Prends soin de toi.

 

“Prends soin de toi.”

C’est ce qu’on dit à quelqu’un qui va mal, et qu’on ne sait trop comment aider. Qu’y-a-t’il à comprendre derrière cette phrase, brandie par tous comme un fétiche contre le possible mauvais sort de l’abandon de soi tellement craint?

Comme souvent, c’est dans la musique que j’ai commencé par trouver des pistes. C’était “On ne change pas“, de Céline Dion (mais non, c’est pas ringard). Elle y parle d’un enfant qui vivrait en nous. Et pour peu qu’on se laisse toucher par les paroles, on l’entendrait presque, sa rengaine insolente, qui s’entête et qui répète “Oh ne me quitte pas”.

Mais qu’est-ce que ça veut dire?

Et s’il était là, cet enfant – je veux dire, comme une partie de nous qui n’aurait jamais grandi?

Et si c’était cette part de nous qui rit, qui a envie, qui joue, qui pleure, qui a peur, bref, qui ressent? Et si, en même temps, nous étions devenu le parent de cet enfant?

Mon ami, si c’est vrai, combien de fois as-tu négligé l’enfant que tu es toujours resté? De combien de ses carences es-tu responsable, aujourd’hui?

Quand l’as-tu écouté pour la dernière fois?

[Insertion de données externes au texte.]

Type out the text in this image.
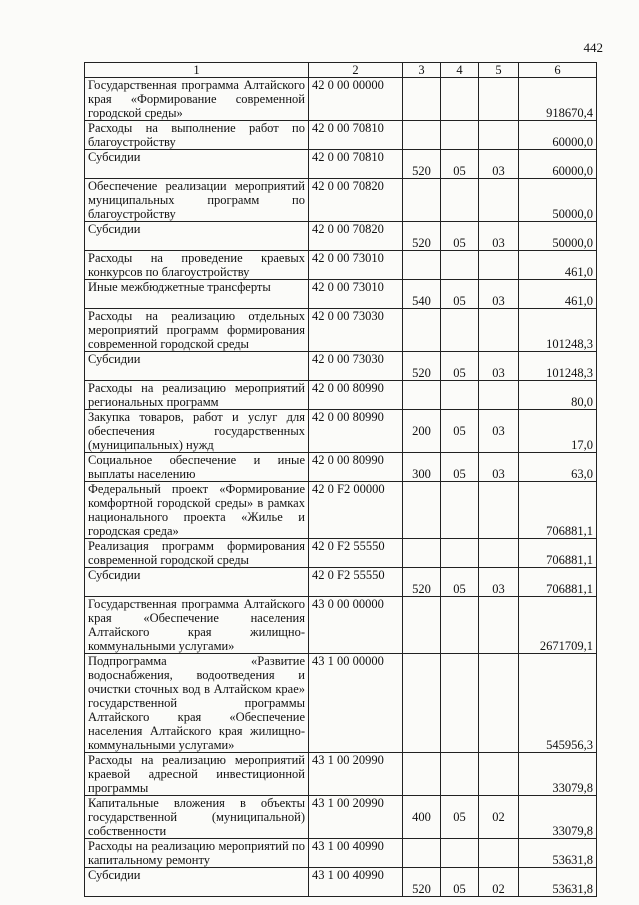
442
1	2	3	4	5	6
Государственная программа Алтайского края «Формирование современной городской среды»	42 0 00 00000				918670,4
Расходы на выполнение работ по благоустройству	42 0 00 70810				60000,0
Субсидии	42 0 00 70810	520	05	03	60000,0
Обеспечение реализации мероприятий муниципальных программ по благоустройству	42 0 00 70820				50000,0
Субсидии	42 0 00 70820	520	05	03	50000,0
Расходы на проведение краевых конкурсов по благоустройству	42 0 00 73010				461,0
Иные межбюджетные трансферты	42 0 00 73010	540	05	03	461,0
Расходы на реализацию отдельных мероприятий программ формирования современной городской среды	42 0 00 73030				101248,3
Субсидии	42 0 00 73030	520	05	03	101248,3
Расходы на реализацию мероприятий региональных программ	42 0 00 80990				80,0
Закупка товаров, работ и услуг для обеспечения государственных (муниципальных) нужд	42 0 00 80990	200	05	03	17,0
Социальное обеспечение и иные выплаты населению	42 0 00 80990	300	05	03	63,0
Федеральный проект «Формирование комфортной городской среды» в рамках национального проекта «Жилье и городская среда»	42 0 F2 00000				706881,1
Реализация программ формирования современной городской среды	42 0 F2 55550				706881,1
Субсидии	42 0 F2 55550	520	05	03	706881,1
Государственная программа Алтайского края «Обеспечение населения Алтайского края жилищно-коммунальными услугами»	43 0 00 00000				2671709,1
Подпрограмма «Развитие водоснабжения, водоотведения и очистки сточных вод в Алтайском крае» государственной программы Алтайского края «Обеспечение населения Алтайского края жилищно-коммунальными услугами»	43 1 00 00000				545956,3
Расходы на реализацию мероприятий краевой адресной инвестиционной программы	43 1 00 20990				33079,8
Капитальные вложения в объекты государственной (муниципальной) собственности	43 1 00 20990	400	05	02	33079,8
Расходы на реализацию мероприятий по капитальному ремонту	43 1 00 40990				53631,8
Субсидии	43 1 00 40990	520	05	02	53631,8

Combien de fois ne t’es-tu pas dis qu’il fallait que tu encaisses les douleurs, encore et toujours, qu’il fallait que tu te taises, que tu fasses comme si de rien n’était, que pleurer c’est pour les faibles.

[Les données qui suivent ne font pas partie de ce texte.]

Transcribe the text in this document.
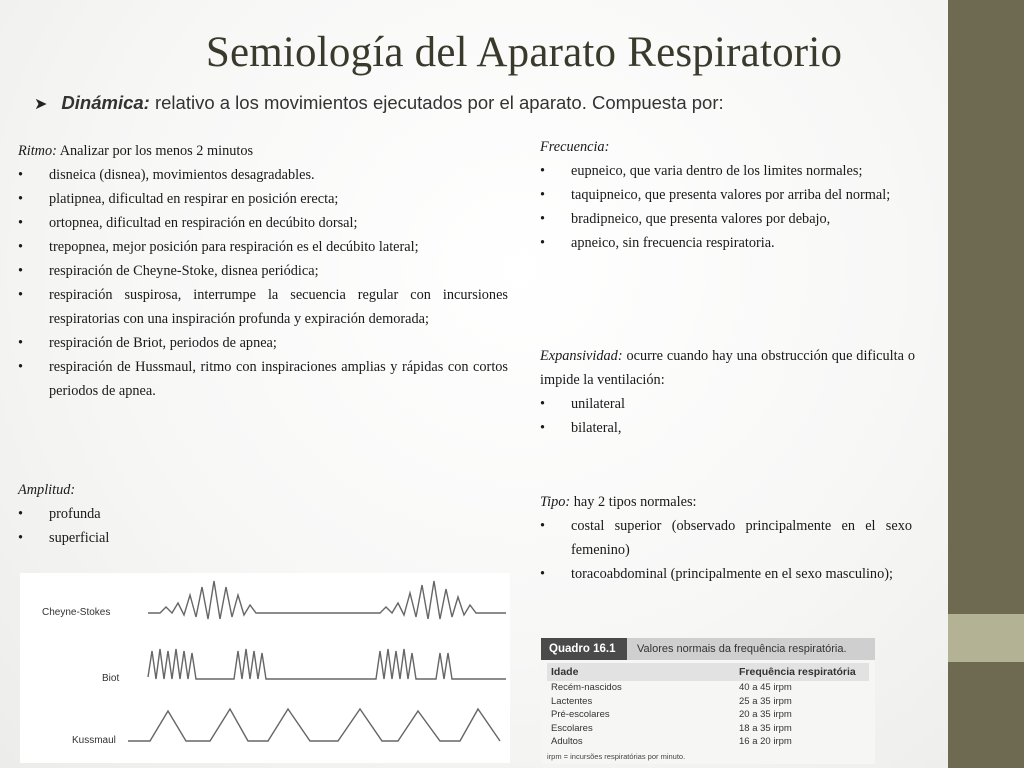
Semiología del Aparato Respiratorio
➤ Dinámica: relativo a los movimientos ejecutados por el aparato. Compuesta por:
Ritmo: Analizar por los menos 2 minutos
• disneica (disnea), movimientos desagradables.
• platipnea, dificultad en respirar en posición erecta;
• ortopnea, dificultad en respiración en decúbito dorsal;
• trepopnea, mejor posición para respiración es el decúbito lateral;
• respiración de Cheyne-Stoke, disnea periódica;
• respiración suspirosa, interrumpe la secuencia regular con incursiones respiratorias con una inspiración profunda y expiración demorada;
• respiración de Briot, periodos de apnea;
• respiración de Hussmaul, ritmo con inspiraciones amplias y rápidas con cortos periodos de apnea.
Amplitud:
• profunda
• superficial
Frecuencia:
• eupneico, que varia dentro de los limites normales;
• taquipneico, que presenta valores por arriba del normal;
• bradipneico, que presenta valores por debajo,
• apneico, sin frecuencia respiratoria.
Expansividad: ocurre cuando hay una obstrucción que dificulta o impide la ventilación:
• unilateral
• bilateral,
Tipo: hay 2 tipos normales:
• costal superior (observado principalmente en el sexo femenino)
• toracoabdominal (principalmente en el sexo masculino);
Cheyne-Stokes
Biot
Kussmaul
Quadro 16.1	Valores normais da frequência respiratória.
Idade	Frequência respiratória
Recém-nascidos	40 a 45 irpm
Lactentes	25 a 35 irpm
Pré-escolares	20 a 35 irpm
Escolares	18 a 35 irpm
Adultos	16 a 20 irpm
irpm = incursões respiratórias por minuto.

Imagine une personne qui se comporterait comme ça avec un véritable enfant de 4 ans, qu’en penserais-tu?

Par exemple, si l’enfant tombait amoureux, et que le parent lui disait “ne rêve pas, il/elle est trop bien pour toi!”, Que te dirais-tu, en tant qu’observateur?

Quel genre de parent refuserait d’écouter son enfant s’il est en souffrance? Quel genre de parent passerait son temps à le rabrouer, le dénigrer, lui  empêcher de vivre, parce-que c’est soit-disant trop dangereux, ou à le forcer à subir des situations invivables?

Alors pourquoi, si souvent, les gens le font avec celui qu’ils n’ont jamais cessé d’être et dont ils sont devenus le tuteur?

Voilà que je comprends lorsque j’entends quelqu’un dire “prends soin de toi”: c’est “N’oublie pas que tu es toujours cet enfant, que tu es aussi devenu son parent, et il s’agit maintenant de prendre un moment pour l’écouter, et voir comment lui venir en aide avec sagesse.” Avec sagesse, c’est-à-dire en prenant en compte les réalités, mais en n’oubliant pas que ce qui est important – capital – c’est que dans le compromis, l’enfant ne soit pas simplement abandonné.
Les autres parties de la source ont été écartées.